The next stage is to have a look at the perceptions of the political geography pooled across the group. The information is contained in the file \(blobs.csv\).
blobs <- read_csv("https://www.dropbox.com/s/v0uudld1ipganvi/blobs.csv?dl=1")
blobs
## # A tibble: 69,553 x 10
## id_blob id_person id_website id_question spray_number lat lng
## <int> <int> <int> <int> <int> <dbl> <dbl>
## 1 1.90e7 40286 553 8511 1 50.8 -0.105
## 2 1.90e7 40286 553 8511 1 50.8 -0.134
## 3 1.90e7 40286 553 8511 1 50.8 -0.170
## 4 1.90e7 40286 553 8511 1 50.8 -0.170
## 5 1.90e7 40286 553 8511 1 50.8 -0.151
## 6 1.90e7 40286 553 8511 1 50.8 -0.162
## 7 1.90e7 40286 553 8511 1 50.8 -0.145
## 8 1.90e7 40286 553 8511 1 50.8 -0.156
## 9 1.90e7 40286 553 8511 1 50.8 -0.103
## 10 1.90e7 40286 553 8511 1 50.8 -0.167
## # ... with 69,543 more rows, and 3 more variables: time_blob <dbl>,
## # zoom <int>, X10 <chr>
For these data it is better to keep them in long format though we will still find it easier to change the question names to something more intuitive, at the same time removing any blobs that are outside of the UK.
old_ids <- unique(blobs$id_question)
for(i in 1: length(old_ids)) {
blobs <- blobs %>%
mutate(id_question = ifelse(id_question == old_ids[i],
paste0("Q",i), id_question))
}
blobs <- blobs %>%
filter(lng > -7.6, lng < 1.7) %>%
filter(lat > 49.9, lat < 58.7)
blobs
## # A tibble: 65,709 x 10
## id_blob id_person id_website id_question spray_number lat lng
## <int> <int> <int> <chr> <int> <dbl> <dbl>
## 1 1.90e7 40286 553 Q1 1 50.8 -0.105
## 2 1.90e7 40286 553 Q1 1 50.8 -0.134
## 3 1.90e7 40286 553 Q1 1 50.8 -0.170
## 4 1.90e7 40286 553 Q1 1 50.8 -0.170
## 5 1.90e7 40286 553 Q1 1 50.8 -0.151
## 6 1.90e7 40286 553 Q1 1 50.8 -0.162
## 7 1.90e7 40286 553 Q1 1 50.8 -0.145
## 8 1.90e7 40286 553 Q1 1 50.8 -0.156
## 9 1.90e7 40286 553 Q1 1 50.8 -0.103
## 10 1.90e7 40286 553 Q1 1 50.8 -0.167
## # ... with 65,699 more rows, and 3 more variables: time_blob <dbl>,
## # zoom <int>, X10 <chr>
It is now relatively straightforward to map where people thought Conservative voters are most likely to live (question 2)
library(ggmap)
qmplot(lng, lat, data = filter(blobs, id_question == "Q2"), maptype = "toner-lite", geom = "density2d", color = I("red"))
Writing it as a function …
mapit <- function(blobs, question) {
qmplot(lng, lat, data = filter(blobs, id_question == question),
maptype = "toner-lite", geom = "density2d", color = I("red"))
}
… then to see where people thought UKIP voters live (Q5) we can use,
mapit(blobs, "Q5")
R is a powerful language for data science because it is free and flexible, and the sharing of code is encouraged (this document was written in R, using R Markdown).
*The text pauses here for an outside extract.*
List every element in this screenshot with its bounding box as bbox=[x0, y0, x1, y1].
Much of what I have written here is drawn from here and here. As with the learning of any language, it takes a while to get used to but once you have done so, it opens the door to doing the sorts of research and analysis that just aren’t possible using standard packages like Excel. Because we live in an increasingly data-based world, making effective use of those data to answer questions of relevant to the social sciences, sciences and humanities is an on-going and important challenge. Here at the University of Bristol, both Bristol Q-Step and the Jean Golding Institute for data science are helping to equip students and researchers to respond to that challenge.